Otherwise, if Montreal loses again Thursday and the Maple Leafs beat the Florida Panthers, the Habs could lose home-ice advantage in the first round if Toronto beats them in regulation in Saturday night's season finale (the Leafs own the tiebreaker on the Canadiens).

Of course, the fact that the Leafs could end up with the fourth seed (and possibly the division title) would also have to suggest they have a clue right now. They've been outshot a whopping 183-114 over their past five games.
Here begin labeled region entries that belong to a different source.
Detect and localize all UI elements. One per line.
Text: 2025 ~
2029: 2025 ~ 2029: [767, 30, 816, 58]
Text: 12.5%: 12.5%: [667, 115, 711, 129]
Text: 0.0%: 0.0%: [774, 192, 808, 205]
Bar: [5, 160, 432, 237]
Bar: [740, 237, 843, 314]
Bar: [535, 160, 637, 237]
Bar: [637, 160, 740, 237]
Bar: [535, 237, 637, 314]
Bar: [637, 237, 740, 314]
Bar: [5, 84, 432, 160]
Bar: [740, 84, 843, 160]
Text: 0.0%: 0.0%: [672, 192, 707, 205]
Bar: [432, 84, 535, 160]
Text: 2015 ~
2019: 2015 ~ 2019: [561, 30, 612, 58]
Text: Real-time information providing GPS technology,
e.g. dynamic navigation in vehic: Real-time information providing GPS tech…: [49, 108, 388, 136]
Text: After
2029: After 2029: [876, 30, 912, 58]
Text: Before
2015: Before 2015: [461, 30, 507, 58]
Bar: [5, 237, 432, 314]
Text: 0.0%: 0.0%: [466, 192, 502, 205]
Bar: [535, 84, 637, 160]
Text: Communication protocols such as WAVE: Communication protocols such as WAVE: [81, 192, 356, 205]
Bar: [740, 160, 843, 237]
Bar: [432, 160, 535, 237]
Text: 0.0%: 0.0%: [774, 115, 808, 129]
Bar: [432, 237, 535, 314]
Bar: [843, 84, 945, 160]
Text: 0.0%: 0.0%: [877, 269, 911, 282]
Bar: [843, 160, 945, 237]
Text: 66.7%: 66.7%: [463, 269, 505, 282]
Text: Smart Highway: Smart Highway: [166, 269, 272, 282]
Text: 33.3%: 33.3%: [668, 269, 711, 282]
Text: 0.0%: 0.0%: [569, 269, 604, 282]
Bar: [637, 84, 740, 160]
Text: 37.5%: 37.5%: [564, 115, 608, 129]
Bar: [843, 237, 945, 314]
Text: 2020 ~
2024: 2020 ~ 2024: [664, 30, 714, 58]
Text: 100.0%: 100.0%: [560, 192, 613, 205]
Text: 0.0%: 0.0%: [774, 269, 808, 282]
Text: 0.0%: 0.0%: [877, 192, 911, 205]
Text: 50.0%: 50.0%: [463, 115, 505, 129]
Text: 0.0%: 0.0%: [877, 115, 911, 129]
They've won two of those five, but even in those wins, they were outshot 32-13 by New Jersey and 50-22 by the Senators.

On Wednesday night, with a golden chance to cut the gap to two points on both idle Boston and Montreal, the Leafs fell 5-2 in Tampa against a Lightning team that sits 14th in the Eastern Conference.

Combined with losses to the New York Islanders and Capitals last week, Toronto is mired in a mediocre stretch that mirrors that of the Habs and Bruins.
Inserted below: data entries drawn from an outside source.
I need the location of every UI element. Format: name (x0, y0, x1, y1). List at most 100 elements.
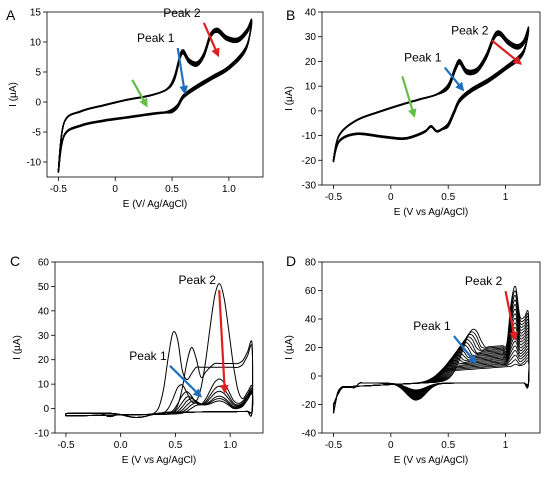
annotation-arrow (504, 290, 519, 341)
x-tick-label: -0.5 (57, 440, 75, 451)
y-tick-label: -10 (302, 131, 317, 142)
annotation-label: Peak 1 (413, 319, 451, 333)
cv-cycle-line (65, 392, 254, 419)
x-tick-label: 0.0 (114, 440, 128, 451)
y-tick-label: 30 (38, 331, 50, 342)
y-tick-label: -5 (32, 128, 41, 139)
x-axis-title: E (V vs Ag/AgCl) (394, 455, 468, 466)
y-tick-label: 15 (30, 8, 42, 19)
annotation-arrow (218, 290, 229, 394)
x-tick-label: 1 (503, 440, 509, 451)
cv-cycle-line (333, 360, 530, 414)
plot-frame (46, 11, 264, 178)
annotation-arrow (176, 47, 189, 95)
annotation-label: Peak 1 (404, 51, 442, 65)
y-tick-label: -20 (302, 156, 317, 167)
y-tick-label: 80 (305, 258, 317, 269)
y-tick-label: 0 (43, 404, 49, 415)
panel-letter: D (286, 253, 296, 269)
cv-cycle-line (333, 299, 530, 414)
x-tick-label: 0.5 (165, 184, 179, 195)
cv-cycle-line (332, 27, 530, 162)
y-tick-label: -30 (302, 181, 317, 192)
chart-panel-d: D -0.5 0 0.5 1 -40 -20 0 20 40 60 80 E (V vs Ag/AgCl… (284, 253, 541, 466)
plot-frame (54, 261, 264, 434)
y-tick-label: -20 (302, 400, 317, 411)
y-tick-label: 5 (35, 68, 41, 79)
x-tick-label: 0.5 (441, 440, 455, 451)
cv-cycle-line (332, 29, 530, 162)
cv-cycle-line (333, 331, 530, 414)
y-tick-label: 0 (310, 106, 316, 117)
annotation-arrow (453, 335, 477, 365)
cv-cycle-line (332, 26, 530, 163)
y-tick-label: 40 (305, 8, 317, 19)
y-tick-label: 60 (305, 286, 317, 297)
annotation-label: Peak 2 (465, 274, 503, 288)
curves (333, 285, 530, 414)
x-tick-label: -0.5 (325, 440, 343, 451)
cv-cycle-line (333, 322, 530, 414)
y-tick-label: 20 (38, 355, 50, 366)
y-axis-title: I (µA) (284, 335, 295, 360)
annotation-label: Peak 1 (129, 349, 167, 363)
curves (332, 26, 530, 163)
x-tick-label: 0 (388, 440, 394, 451)
cv-cycle-line (332, 28, 530, 162)
annotation-label: Peak 2 (163, 6, 201, 20)
x-tick-label: 0.5 (168, 440, 182, 451)
annotation-arrow (169, 365, 203, 398)
y-axis-title: I (µA) (12, 335, 23, 360)
cv-cycle-line (57, 18, 253, 173)
annotation-arrow (443, 66, 465, 92)
y-tick-label: -10 (35, 429, 50, 440)
annotation-arrow (401, 75, 417, 118)
annotation-label: Peak 1 (137, 31, 175, 45)
y-tick-label: 60 (38, 258, 50, 269)
cv-cycle-line (333, 327, 530, 414)
annotation-label: Peak 2 (179, 273, 217, 287)
panel-letter: A (6, 7, 16, 23)
chart-panel-a: A -0.5 0 0.5 1.0 -10 -5 0 5 10 15 E (V/ Ag/AgCl) I (… (6, 6, 264, 210)
x-axis-title: E (V vs Ag/AgCl) (394, 207, 468, 218)
x-tick-label: -0.5 (50, 184, 68, 195)
x-tick-label: 1.0 (223, 440, 237, 451)
y-tick-label: 10 (38, 380, 50, 391)
x-tick-label: -0.5 (325, 192, 343, 203)
annotation-arrow (202, 22, 220, 58)
y-tick-label: -10 (27, 158, 42, 169)
annotation-arrow (491, 39, 523, 65)
x-axis-title: E (V/ Ag/AgCl) (123, 199, 187, 210)
chart-panel-b: B -0.5 0 0.5 1 -30 -20 -10 0 10 20 30 40 E (V vs Ag/A… (284, 7, 541, 218)
x-axis-title: E (V vs Ag/AgCl) (122, 455, 196, 466)
curves (57, 18, 253, 173)
y-tick-label: 20 (305, 343, 317, 354)
y-axis-title: I (µA) (284, 86, 295, 111)
y-axis-title: I (µA) (8, 82, 19, 107)
chart-panel-c: C -0.5 0.0 0.5 1.0 -10 0 10 20 30 40 50 60 E (V vs Ag… (10, 253, 264, 466)
y-tick-label: 0 (35, 98, 41, 109)
plot-frame (321, 11, 541, 186)
y-tick-label: 10 (305, 82, 317, 93)
x-tick-label: 1 (503, 192, 509, 203)
x-tick-label: 1.0 (222, 184, 236, 195)
y-tick-label: 0 (310, 372, 316, 383)
panel-letter: B (286, 7, 295, 23)
y-tick-label: 40 (38, 306, 50, 317)
y-tick-label: 20 (305, 57, 317, 68)
y-tick-label: 10 (30, 38, 42, 49)
y-tick-label: 50 (38, 282, 50, 293)
x-tick-label: 0 (112, 184, 118, 195)
y-tick-label: -40 (302, 429, 317, 440)
cv-cycle-line (57, 22, 253, 172)
cv-cycle-line (57, 22, 253, 172)
curves (65, 283, 254, 419)
y-tick-label: 30 (305, 32, 317, 43)
x-tick-label: 0 (388, 192, 394, 203)
y-tick-label: 40 (305, 315, 317, 326)
annotation-label: Peak 2 (451, 23, 489, 37)
panel-letter: C (10, 253, 20, 269)
annotation-arrow (131, 79, 148, 108)
x-tick-label: 0.5 (441, 192, 455, 203)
"There's things we have to shore up for sure," Leafs blueliner Cody Franson told on Wednesday night after the game in Tampa. "The last thing we're going to do is just hit the panic button over it. We know the mistakes we're making, and it's just a matter of paying attention and shoring them up."

A win in South Florida on Thursday night against the last-place Panthers would make a lot of people in Leaf Nation breathe a little easier. But just a bit.

And finally, what of the Senators?

A five-game losing streak earlier this month had people thinking perhaps the injury-riddled club had finally hit a wall. But four straight wins again made believers out of Sens fans. Then came a demoralizing home loss to the hated Leafs on Saturday, followed by another home loss to a Pittsburgh Penguins team missing Sidney Crosby and Evgeni Malkin, a game Senators players said was one of their most uninspired efforts in a while.

All of which has left the Sens just one point ahead of ninth-place Winnipeg, although with Ottawa having two more games to play than the Jets -- who wrap up their regular season Thursday night -- you have to think the Sens will get in without a problem.

Perhaps the game-changer Ottawa has been waiting for will arrive in the form of Erik Karlsson. The reigning Norris Trophy winner is on the verge of returning from what was supposed to have been a season-ending Achilles injury, taking a regular shift at practice Wednesday alongside normal partner Marc Methot, which had people in Canada's capital buzzing. Word is Karlsson and the Senators will decide after the morning skate Thursday in Washington whether it's a go that night or if he'll wait for Saturday's game against the Flyers.

The Sens will take any boost they can get, that's for sure.

Frankly, so would any playoff-bound team in the Northeast. It's ugly right now in this grouping. Somebody show the way!